Double Chocolate Tart with Fresh Berries & Mint
- 1 cup (92 g) oat flour
- 1/2 cup (60 g) blanched almond flour
- 1/2 cup (45 g) raw cacao powder
- 2 Tablespoons (12 g) tapioca flour
- 1/4 cup (50 g) organic granulated cane sugar
- 1/4 teaspoon fine sea salt
- 6 Tablespoons (85 g) cold butter, diced into 1/2” cubes
- 1 teaspoon dark rum (or substitute vanilla extract)
- 1 ½ ounces dark chocolate, finely chopped or in chip form
- 6 oz bittersweet chocolate, chopped
- 1 ¼ cups heavy cream
- 3 Tbs honey
- ⅛ teaspoon fine sea salt
- 1 large egg
- Fresh Mint
- Fresh berries
- Powdered sugar
- Chocolate curls
- Homemade whipped cream (optional)
- vanilla ice cream (optional)
For the Crust:
- Position a rack in the center of the oven and preheat to 350ºF.
- In the bowl of a stand mixer fitted with the paddle attachment, combine the oat flour, almond flour, cacao powder, tapioca starch, sugar, and salt.
- Scatter the butter pieces over the top and drizzle with the dark rum. Turn the mixer to medium-low and run until the dough comes together in clumps and the butter is worked through, 3–5 minutes. (It may seem dry at first, but it will form a dough.)
- Dump about half of the crumbs into a 5x13-inch rectangular loose-bottom tart pan (or 9-inch round tart pan) and press evenly into the sides of the pan. Add the remaining crumbs and press evenly into the bottom.

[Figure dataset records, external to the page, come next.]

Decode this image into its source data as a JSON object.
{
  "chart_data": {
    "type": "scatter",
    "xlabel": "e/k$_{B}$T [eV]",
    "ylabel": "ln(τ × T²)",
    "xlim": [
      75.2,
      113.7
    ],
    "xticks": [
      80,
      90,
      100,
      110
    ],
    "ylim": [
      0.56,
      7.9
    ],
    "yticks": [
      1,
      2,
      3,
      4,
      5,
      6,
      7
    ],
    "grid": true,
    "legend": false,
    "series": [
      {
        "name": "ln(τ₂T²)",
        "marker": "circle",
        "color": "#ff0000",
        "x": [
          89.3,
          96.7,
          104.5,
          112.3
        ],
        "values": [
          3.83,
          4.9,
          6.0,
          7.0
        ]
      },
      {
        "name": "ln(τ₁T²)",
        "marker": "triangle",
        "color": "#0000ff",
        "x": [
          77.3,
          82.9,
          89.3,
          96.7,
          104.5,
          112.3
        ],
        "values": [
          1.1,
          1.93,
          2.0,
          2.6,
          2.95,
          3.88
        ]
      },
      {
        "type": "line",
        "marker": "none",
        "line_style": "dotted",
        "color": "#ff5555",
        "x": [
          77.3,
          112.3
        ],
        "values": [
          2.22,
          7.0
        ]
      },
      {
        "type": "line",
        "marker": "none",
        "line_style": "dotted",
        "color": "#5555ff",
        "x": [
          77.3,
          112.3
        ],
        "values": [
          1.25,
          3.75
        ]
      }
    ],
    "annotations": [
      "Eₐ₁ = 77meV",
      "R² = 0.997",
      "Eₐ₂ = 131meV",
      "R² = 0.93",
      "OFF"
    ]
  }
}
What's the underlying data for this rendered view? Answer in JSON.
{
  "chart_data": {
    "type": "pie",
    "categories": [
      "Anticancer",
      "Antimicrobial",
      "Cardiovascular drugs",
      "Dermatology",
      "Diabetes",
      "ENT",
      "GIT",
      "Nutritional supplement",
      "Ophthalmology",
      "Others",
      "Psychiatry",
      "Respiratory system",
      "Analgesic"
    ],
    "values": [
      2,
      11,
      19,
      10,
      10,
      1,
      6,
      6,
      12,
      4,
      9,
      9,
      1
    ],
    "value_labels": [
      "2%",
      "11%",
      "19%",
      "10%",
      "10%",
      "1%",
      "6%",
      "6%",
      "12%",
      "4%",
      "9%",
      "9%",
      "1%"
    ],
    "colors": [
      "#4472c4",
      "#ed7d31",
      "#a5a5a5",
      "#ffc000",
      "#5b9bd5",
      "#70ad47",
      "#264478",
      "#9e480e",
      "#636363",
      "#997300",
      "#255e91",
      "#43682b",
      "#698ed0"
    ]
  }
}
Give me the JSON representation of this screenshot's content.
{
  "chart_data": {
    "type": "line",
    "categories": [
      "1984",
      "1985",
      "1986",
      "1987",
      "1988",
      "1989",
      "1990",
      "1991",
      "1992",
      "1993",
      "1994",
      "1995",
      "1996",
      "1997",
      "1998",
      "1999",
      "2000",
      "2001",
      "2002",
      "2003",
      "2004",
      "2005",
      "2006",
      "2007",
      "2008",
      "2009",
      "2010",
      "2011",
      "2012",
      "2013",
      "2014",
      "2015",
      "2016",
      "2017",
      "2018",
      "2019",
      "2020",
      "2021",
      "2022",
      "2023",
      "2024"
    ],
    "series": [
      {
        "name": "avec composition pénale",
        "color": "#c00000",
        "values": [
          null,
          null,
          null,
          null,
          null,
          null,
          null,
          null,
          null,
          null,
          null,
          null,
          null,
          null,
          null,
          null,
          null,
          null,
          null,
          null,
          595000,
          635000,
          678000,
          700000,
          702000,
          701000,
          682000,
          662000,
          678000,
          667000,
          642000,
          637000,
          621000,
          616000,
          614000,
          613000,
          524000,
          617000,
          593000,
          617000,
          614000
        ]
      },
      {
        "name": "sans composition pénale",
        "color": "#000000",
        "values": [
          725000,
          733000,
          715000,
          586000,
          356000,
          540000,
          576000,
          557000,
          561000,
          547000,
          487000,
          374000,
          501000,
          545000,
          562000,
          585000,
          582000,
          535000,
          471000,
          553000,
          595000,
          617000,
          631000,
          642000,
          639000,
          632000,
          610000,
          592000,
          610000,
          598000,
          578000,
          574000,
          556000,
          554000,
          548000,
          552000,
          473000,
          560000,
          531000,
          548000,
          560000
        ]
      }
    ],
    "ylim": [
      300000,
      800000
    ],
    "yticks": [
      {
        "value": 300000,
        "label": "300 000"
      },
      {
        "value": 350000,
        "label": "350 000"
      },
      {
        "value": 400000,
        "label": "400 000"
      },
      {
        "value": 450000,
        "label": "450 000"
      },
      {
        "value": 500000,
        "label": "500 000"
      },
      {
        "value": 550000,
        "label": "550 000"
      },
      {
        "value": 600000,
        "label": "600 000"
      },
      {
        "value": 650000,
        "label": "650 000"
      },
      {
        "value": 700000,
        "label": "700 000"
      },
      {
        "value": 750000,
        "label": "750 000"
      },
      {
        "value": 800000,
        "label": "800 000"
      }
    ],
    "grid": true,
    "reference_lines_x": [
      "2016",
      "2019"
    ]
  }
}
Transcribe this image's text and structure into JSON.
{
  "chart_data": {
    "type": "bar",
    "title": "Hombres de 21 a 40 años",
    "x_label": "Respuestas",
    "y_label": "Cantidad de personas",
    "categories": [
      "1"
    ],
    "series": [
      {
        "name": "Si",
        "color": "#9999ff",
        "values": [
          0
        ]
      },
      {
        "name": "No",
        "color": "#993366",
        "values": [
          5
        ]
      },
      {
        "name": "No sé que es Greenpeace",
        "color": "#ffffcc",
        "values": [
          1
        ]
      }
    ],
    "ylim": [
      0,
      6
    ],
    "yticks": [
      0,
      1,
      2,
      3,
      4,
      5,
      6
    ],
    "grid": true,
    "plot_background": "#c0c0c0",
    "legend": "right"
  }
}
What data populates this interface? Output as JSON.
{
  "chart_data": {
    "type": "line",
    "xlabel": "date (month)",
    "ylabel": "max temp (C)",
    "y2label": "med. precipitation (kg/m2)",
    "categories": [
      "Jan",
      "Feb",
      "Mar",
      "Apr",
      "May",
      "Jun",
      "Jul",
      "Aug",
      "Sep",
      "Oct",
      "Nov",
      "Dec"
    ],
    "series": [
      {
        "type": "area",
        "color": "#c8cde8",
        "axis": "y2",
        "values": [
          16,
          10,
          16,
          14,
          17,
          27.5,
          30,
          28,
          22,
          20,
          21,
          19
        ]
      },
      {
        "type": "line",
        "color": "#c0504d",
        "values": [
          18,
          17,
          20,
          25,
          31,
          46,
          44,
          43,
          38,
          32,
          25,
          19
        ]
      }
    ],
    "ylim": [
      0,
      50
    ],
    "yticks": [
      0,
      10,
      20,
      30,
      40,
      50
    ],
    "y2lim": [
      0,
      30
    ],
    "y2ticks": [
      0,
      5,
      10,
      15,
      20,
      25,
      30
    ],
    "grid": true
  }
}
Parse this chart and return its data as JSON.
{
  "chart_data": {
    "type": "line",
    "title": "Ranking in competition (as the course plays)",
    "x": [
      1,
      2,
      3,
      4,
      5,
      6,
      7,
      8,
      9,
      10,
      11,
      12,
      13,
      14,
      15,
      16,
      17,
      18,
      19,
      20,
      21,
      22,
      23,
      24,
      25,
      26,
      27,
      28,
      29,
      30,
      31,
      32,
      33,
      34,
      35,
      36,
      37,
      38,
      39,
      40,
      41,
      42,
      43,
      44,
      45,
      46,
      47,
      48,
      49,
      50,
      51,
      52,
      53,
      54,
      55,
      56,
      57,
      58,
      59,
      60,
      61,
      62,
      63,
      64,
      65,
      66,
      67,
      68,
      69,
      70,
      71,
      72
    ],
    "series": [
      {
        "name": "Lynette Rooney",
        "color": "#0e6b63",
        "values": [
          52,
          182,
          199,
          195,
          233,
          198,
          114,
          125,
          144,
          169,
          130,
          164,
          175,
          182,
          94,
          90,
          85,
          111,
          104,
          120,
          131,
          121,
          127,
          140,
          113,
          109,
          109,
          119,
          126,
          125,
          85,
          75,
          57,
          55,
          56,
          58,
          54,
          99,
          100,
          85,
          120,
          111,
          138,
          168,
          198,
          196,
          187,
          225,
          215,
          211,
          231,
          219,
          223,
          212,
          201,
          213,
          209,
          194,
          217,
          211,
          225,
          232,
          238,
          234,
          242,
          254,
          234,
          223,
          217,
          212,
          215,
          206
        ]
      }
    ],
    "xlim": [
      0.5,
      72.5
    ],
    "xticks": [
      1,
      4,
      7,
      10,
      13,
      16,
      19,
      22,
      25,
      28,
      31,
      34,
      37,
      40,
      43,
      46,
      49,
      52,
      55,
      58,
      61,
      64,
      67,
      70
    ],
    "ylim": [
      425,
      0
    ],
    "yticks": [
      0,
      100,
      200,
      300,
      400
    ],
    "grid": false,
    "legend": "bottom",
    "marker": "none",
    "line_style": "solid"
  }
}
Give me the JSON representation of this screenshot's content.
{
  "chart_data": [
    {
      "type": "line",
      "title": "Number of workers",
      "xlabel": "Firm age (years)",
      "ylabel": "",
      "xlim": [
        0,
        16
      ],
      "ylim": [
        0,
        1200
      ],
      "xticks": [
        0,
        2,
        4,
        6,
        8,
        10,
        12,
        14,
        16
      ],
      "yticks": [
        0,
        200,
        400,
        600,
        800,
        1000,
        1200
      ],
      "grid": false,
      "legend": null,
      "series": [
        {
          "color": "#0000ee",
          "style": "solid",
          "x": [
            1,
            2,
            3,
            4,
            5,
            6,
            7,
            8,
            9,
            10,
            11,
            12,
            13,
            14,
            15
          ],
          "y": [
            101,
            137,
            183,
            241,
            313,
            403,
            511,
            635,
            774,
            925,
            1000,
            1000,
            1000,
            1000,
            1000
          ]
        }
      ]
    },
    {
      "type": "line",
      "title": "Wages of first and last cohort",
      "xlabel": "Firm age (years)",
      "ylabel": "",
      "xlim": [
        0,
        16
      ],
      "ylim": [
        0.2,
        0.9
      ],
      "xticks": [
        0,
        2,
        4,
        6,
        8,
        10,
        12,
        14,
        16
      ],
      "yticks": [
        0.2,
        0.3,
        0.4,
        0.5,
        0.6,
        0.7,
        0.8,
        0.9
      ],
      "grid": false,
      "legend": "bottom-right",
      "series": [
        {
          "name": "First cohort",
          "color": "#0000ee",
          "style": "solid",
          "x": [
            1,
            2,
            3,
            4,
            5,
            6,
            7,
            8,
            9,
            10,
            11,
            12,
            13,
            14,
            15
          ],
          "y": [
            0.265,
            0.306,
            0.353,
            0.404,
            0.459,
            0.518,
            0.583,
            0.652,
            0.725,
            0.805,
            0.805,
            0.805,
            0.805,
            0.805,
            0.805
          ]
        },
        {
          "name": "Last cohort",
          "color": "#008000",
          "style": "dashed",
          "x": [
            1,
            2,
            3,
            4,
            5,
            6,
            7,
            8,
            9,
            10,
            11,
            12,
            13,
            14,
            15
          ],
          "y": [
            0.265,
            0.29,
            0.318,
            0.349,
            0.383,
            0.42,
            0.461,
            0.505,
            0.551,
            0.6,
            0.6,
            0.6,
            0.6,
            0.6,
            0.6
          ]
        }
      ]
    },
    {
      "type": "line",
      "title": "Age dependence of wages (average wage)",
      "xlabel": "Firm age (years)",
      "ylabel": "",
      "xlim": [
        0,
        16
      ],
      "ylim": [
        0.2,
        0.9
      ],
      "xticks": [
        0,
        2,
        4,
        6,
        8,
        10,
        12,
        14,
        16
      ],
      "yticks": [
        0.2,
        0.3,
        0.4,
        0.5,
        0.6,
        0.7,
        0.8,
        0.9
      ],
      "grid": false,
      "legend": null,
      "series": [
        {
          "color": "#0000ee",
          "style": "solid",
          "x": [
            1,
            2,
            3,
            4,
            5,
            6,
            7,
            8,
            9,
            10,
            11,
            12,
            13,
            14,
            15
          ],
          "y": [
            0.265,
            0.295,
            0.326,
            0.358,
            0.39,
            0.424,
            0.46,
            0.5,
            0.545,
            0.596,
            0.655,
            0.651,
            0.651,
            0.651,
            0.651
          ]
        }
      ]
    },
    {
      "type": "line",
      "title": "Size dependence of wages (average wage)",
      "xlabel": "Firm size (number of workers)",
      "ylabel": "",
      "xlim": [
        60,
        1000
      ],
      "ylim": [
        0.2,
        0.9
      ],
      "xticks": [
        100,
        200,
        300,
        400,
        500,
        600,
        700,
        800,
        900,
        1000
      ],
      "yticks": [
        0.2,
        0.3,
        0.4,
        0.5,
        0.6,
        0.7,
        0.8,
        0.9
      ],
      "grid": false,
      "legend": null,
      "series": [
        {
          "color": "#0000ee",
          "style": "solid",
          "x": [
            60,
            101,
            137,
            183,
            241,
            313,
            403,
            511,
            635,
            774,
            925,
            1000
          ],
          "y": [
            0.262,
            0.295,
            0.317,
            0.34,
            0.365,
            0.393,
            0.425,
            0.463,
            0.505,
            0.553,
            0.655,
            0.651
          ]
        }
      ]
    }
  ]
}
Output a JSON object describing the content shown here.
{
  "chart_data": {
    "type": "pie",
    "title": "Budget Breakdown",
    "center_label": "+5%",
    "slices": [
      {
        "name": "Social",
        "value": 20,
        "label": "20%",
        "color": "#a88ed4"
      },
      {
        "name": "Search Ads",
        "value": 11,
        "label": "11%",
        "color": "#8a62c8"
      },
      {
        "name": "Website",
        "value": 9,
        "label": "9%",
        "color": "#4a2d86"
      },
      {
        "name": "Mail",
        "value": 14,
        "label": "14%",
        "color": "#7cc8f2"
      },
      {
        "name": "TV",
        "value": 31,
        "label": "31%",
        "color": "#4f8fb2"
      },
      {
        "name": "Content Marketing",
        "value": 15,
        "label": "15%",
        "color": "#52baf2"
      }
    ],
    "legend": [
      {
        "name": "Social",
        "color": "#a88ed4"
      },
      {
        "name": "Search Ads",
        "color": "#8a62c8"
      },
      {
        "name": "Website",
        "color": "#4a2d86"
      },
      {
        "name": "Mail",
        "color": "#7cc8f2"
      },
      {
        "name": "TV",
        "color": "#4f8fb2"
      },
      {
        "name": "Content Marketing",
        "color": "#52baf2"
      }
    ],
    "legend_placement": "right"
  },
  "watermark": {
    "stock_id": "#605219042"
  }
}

- Place the pan on a rimmed baking sheet to catch any drips and bake until slightly puffed and firm to the touch, 20-25 minutes. Remove the crust from the oven and, while it’s still hot, press the sides and bottom with the back of a spoon. This will help it hold together when cool.
For the Filling:
- Place the chocolate in a medium-sized bowl.
- In a small, heavy-bottomed saucepan set over medium heat, heat the cream with the honey until boiling, the honey dissolves, and the mixture is hot and steamy, then pour it over the chocolate. Let sit for 1 minute, then whisk gently until very smooth.
- Whisk in the egg, then pour the filling into the hot crust and carefully transfer to the oven.
- Bake the tart until the filling quivers gently in the center when you give it a jostle, and the edges are just set, 10-20 minutes. Let the tart cool completely, then chill until firm, 1-2 hours, and up to 1 day.
To Garnish & Serve:
- Arrange fresh berries, mint, and chocolate curls as inspired. Sprinkle it with powdered sugar. Serve with a heaping scoop of homemade whipped cream or vanilla ice cream.